The powers of the OR as laid down in the Dutch Works Councils Act include the following:
- The employer needs to obtain the OR's approval if he/she wishes to repeal, change or adopt a regulation regarding health, safety or well-being in the workplace.
- The employer has to discuss his/her working conditions policy with the OR.
- The OR has the right to be informed by the employer, the Health and Safety service (Arbodienst) experts and the Labour Inspectorate official.
Section 12 of the Working Conditions Act stipulates some additional powers granted to the OR.
- Members of the OR need to be able to talk with the Labour Inspectorate official outside the presence of others.

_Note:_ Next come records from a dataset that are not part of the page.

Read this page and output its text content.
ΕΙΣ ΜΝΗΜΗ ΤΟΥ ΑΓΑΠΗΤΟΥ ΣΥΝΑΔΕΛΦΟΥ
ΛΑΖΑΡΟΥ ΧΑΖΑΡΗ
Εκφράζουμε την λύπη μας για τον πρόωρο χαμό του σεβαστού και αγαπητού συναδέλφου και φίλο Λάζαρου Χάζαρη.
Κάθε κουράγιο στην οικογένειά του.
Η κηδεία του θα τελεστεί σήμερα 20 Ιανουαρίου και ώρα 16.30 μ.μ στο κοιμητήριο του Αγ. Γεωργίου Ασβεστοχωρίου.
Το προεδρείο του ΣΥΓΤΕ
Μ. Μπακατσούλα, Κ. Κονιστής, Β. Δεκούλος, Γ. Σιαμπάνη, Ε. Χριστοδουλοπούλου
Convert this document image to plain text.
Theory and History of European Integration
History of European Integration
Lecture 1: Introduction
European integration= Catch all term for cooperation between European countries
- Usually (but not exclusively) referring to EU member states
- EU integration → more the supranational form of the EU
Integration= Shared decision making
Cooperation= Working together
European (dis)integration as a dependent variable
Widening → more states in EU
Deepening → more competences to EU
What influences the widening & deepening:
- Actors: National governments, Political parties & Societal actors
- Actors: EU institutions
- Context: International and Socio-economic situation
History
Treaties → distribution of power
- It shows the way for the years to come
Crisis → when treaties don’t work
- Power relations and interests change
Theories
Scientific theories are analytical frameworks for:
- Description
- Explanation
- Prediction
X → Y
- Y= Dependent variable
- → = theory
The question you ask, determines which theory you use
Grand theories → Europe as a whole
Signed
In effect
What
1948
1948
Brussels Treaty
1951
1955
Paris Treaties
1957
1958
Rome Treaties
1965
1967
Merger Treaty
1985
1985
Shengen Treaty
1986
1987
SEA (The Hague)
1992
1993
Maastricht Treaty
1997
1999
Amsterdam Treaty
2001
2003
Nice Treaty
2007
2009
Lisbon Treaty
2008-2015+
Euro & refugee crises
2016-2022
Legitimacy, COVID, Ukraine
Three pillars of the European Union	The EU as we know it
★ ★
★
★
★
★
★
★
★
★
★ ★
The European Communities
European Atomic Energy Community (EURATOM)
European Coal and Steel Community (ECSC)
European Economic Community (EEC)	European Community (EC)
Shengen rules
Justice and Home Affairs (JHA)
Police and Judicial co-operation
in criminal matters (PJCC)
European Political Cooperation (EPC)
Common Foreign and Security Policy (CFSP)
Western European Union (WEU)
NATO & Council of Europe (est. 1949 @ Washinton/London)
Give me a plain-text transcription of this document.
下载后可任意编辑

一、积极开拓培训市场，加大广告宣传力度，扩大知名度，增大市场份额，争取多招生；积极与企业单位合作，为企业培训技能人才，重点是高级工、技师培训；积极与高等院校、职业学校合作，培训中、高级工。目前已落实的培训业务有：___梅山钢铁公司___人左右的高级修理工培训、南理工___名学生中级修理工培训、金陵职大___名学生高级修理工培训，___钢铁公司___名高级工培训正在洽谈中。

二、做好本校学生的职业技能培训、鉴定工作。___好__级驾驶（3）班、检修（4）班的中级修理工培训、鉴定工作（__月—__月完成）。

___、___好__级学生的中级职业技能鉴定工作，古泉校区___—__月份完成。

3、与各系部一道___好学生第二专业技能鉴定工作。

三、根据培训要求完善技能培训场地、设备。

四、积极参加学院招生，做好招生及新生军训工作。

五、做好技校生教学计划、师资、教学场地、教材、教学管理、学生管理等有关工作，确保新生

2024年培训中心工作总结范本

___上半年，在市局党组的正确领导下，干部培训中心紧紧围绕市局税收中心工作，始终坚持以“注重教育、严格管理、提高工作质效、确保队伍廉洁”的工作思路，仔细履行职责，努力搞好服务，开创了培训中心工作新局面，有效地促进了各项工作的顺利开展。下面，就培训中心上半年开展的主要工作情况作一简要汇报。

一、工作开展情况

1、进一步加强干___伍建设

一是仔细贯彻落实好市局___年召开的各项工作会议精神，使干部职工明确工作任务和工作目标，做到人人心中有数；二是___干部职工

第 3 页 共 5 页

- Members of the OR need to be given the possibility to accompany the Labour Inspectorate official during his/her visit to the company, if he/she allows for this.
In the Netherlands, the Works Council has four types of rights:
A. The right to be informed (Section 31 of the Works Councils Act)
In the context of this text, this means that the employer has to actively exchange information about the working conditions policy he/she pursues or wants to pursue with the OR. This also includes the annual health, safety and environment report.
B. The right of consultation and the right of initiative (Section 23 of the Works Councils Act)
Pursuant to the Works Councils Act, the employer has to consult with the OR about matters concerning the working conditions policy and about its implementation.
C. The right to be consulted (Section 25 of the Works Councils Act)
Taking important measures concerning the company's taking care of the environment, including making or changing policy-related, organizational and administrative arrangements concerning the environment;
D. The right of approval (Section 27 of the Works Councils Act)
Regulation on health, safety or well-being in the context of work or sickness absence. This also includes the annual health, safety and environment report.
Summary of OR rights
- The OR has the right of initiative, the right of approval and the right to be consulted regarding all of the employer's intended decisions to repeal, change or adopt a regulation in the field of health, working conditions and/or sickness absence (Works Councils Act, Section 23(2)(3), Section 27(1)(d) and Section 28(1)).
- The employer discusses the working conditions policy and implementation of this policy with the OR (Works Councils Act, Section 27 and Working Conditions Act, Section 12(2)).
- The OR has the right to conclude a works agreement with the employer regarding the organization of the expert assistance (Working Conditions Act, Section 14(9)(b)).
- The OR has the right to be consulted prior to economic and/or organizational company decisions, such as large investments and changes to the production process (Works Councils Act, Section 25 and 35(c)). This right allows the OR to point out possible workplace-related consequences of intended decisions early on.